1. Add some ’D’ to your diet.
We all know that calcium builds strong bones. But according to Dr. Mehmet Oz, “Studies have shown that the nutrient doesn't do the body much good without its sidekick, vitamin D; calcium needs D in order to be sufficiently absorbed from the digestive tract.”
Talk with your doctor about how much vitamin D is right for you. As for calcium, Dr. Oz recommends consuming 1,000 milligrams per day through food. (Low-fat dairy, kale, broccoli rabe and almonds are good sources.)
2. Jump to it.
The force from high impact activities like running and jumping “sends a signal to your bone-building cells that it's time to get to work,” says Dr. Oz.

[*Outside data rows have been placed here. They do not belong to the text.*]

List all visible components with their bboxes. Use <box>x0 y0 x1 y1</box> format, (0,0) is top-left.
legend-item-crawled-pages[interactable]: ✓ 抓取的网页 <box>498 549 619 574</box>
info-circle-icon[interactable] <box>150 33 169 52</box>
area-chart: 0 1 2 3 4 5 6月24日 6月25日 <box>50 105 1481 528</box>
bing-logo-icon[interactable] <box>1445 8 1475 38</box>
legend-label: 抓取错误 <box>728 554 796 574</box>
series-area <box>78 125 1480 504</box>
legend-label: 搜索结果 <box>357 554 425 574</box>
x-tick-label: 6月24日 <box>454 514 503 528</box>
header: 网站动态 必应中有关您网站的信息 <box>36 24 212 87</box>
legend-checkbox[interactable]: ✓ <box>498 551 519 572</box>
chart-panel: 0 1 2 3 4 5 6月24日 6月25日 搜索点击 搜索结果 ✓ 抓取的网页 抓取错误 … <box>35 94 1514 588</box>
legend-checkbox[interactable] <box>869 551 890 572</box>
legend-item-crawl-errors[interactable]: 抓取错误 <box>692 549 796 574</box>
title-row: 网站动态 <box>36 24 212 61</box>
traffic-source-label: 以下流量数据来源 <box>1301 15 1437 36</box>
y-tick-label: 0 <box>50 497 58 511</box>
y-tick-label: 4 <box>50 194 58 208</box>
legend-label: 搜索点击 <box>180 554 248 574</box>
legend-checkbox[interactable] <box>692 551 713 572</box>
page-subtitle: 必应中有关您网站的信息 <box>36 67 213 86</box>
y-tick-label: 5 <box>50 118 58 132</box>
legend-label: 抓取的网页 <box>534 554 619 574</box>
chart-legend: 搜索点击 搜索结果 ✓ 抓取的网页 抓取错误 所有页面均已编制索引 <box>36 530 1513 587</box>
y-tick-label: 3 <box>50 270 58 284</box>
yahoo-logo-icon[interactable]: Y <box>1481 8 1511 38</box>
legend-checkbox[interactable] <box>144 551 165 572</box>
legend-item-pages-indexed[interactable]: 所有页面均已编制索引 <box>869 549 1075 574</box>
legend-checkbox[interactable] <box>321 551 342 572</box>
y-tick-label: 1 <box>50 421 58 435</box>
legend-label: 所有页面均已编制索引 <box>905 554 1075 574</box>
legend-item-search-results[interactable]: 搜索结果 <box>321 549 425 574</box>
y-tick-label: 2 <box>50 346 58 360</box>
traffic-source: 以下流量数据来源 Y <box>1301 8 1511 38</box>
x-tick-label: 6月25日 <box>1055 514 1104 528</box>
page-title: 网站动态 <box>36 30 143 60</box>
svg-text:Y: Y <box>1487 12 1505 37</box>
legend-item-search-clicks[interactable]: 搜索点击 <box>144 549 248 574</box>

In fact, a 2014 study in the American Journal of Health Promotion found that over a 16-week period, premenopausal women who twice daily jumped 10 times within 30 seconds of rest between each jump showed significant gains and bone density compared to those who didn't jump at all.
3. Avoid alcohol.
Consuming too much alcohol — 2 to 3 ounces every day — increases your risk of bone fractures.
“Alcohol has multiple effects on calcium,” says Dr. Primal Kaur, an osteoporosis specialist at Philadelphia's Temple University Health System. “The Bone's deteriorate because not enough calcium is getting into bones — and the body is leaching it away from bones.” And if you’re a smoker, you should kick the habit: Research suggests that tobacco use contributes to weak bones.
4. Be pro-protein.
Protein is one of the building blocks of bone, so it's important that your diet includes lean sources of protein, such as eggs, lentils, white meat poultry, lean beef and dairy.
5. Watch your weight.
Maintaining a healthy body weight is good for your bones. being too thin, for example, increases the chance of bone loss and fractures, while excess weight has been shown to lead to arm and wrist fractures.